Der Mann soll seine Frau nicht vernachlässigen,
ebenso nicht die Frau ihren Mann.
1. Korinther 7,3

Was hier mit «nicht vernachlässigen» übersetzt ist, bedeutet gemäss dem griechischen Urtext eigentlich: «die Pflicht erfüllen». Dies wiederum ist Euphemismus, beschönigende Rede für den Geschlechtsverkehr. Im nächsten Vers wird diese Pflicht zur Pflichterfüllung begründet: «Die Frau verfügt nicht über ihren Körper, sondern der Mann; ebenso verfügt auch der Mann nicht über seinen Körper, sondern die Frau.» Man denkt – umso mehr, als in der Zeit, in der ich diesen Text schreibe, in Frankreich der Pélicot-Prozess stattfindet – dass solchen Behauptungen ein klares «Nein ist Nein» oder auch «Ja ist Ja» vorzuziehen sei.
Immerhin fällt die «partnerschaftliche Argumentation» (Luise Schottroff) bei Paulus auf.
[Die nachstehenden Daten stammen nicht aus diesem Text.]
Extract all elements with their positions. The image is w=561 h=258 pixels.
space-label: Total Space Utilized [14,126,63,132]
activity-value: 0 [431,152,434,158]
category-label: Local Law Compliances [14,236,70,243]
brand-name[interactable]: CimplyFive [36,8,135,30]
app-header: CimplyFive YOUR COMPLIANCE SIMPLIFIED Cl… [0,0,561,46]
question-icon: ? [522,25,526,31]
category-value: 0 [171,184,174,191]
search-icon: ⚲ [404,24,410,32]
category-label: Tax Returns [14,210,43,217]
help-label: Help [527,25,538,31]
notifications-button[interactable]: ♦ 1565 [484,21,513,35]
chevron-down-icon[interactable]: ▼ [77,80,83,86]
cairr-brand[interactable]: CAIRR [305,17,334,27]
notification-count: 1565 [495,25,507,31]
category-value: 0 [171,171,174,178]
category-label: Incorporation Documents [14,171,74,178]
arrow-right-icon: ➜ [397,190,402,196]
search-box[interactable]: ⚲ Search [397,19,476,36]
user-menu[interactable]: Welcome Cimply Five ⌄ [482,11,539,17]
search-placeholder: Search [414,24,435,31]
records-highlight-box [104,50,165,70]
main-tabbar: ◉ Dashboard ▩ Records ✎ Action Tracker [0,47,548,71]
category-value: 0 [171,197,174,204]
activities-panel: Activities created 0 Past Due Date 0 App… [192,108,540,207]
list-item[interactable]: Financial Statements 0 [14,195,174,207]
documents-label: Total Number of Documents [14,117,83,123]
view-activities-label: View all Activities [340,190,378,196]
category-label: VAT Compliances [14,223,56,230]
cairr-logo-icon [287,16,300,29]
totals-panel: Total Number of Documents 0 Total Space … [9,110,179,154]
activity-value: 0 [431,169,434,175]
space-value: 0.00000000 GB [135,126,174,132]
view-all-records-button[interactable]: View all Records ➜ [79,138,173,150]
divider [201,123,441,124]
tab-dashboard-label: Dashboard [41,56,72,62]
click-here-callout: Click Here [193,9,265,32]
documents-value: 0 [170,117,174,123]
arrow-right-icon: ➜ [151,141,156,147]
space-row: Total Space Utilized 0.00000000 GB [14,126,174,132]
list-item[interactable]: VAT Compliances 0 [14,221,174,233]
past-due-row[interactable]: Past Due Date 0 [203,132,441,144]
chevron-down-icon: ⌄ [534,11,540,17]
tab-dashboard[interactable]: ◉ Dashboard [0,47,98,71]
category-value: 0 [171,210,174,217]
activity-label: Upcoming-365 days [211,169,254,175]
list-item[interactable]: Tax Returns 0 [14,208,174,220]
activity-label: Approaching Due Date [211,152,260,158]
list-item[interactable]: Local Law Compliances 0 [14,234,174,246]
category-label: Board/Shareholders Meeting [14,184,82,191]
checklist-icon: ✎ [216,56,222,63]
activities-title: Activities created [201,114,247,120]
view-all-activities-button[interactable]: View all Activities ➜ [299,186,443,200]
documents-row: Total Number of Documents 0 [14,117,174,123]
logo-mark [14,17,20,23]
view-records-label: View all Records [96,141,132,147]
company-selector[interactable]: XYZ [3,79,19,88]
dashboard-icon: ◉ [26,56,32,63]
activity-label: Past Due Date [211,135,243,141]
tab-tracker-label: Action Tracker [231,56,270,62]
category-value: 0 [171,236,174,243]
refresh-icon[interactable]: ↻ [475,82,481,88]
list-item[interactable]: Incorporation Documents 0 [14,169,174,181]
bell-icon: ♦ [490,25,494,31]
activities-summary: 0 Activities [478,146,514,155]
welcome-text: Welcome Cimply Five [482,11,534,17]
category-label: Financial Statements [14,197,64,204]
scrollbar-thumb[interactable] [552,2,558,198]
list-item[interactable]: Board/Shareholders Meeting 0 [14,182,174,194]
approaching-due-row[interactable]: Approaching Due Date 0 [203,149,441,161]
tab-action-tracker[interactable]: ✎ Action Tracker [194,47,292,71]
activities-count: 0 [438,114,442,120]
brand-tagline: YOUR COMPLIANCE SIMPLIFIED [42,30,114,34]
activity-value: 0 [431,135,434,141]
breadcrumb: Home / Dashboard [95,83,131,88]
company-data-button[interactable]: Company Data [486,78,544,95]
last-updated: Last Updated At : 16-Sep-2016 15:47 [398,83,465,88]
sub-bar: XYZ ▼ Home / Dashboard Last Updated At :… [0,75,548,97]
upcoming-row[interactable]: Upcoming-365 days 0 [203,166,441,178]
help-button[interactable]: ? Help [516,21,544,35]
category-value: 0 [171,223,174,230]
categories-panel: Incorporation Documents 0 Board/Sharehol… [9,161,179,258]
Sie ist im Frauen diskriminierenden antiken Umfeld ungewöhnlich und ein Hinweis darauf, dass es Paulus nicht um Missbrauch und Ausbeutung geht. Wenn die unverbrüchliche Selbstbestimmung über den eigenen Körper vorausgesetzt ist, werden die Überlegungen des Paulus für einen mystischen Weg interessant. Denn dieser besteht seinem Wesen nach in der Hingabe des eigenen Ich. Dorothee Sölle schreibt in ihrem Buch «Mystik und Widerstand»: «Die Entmachtung des Ich, die die Mystik braucht, setzt das selbständige, entscheidungsfähige Ich voraus. Es muss ein Ich da sein, wo ein Ich-los-Werden versucht wird.»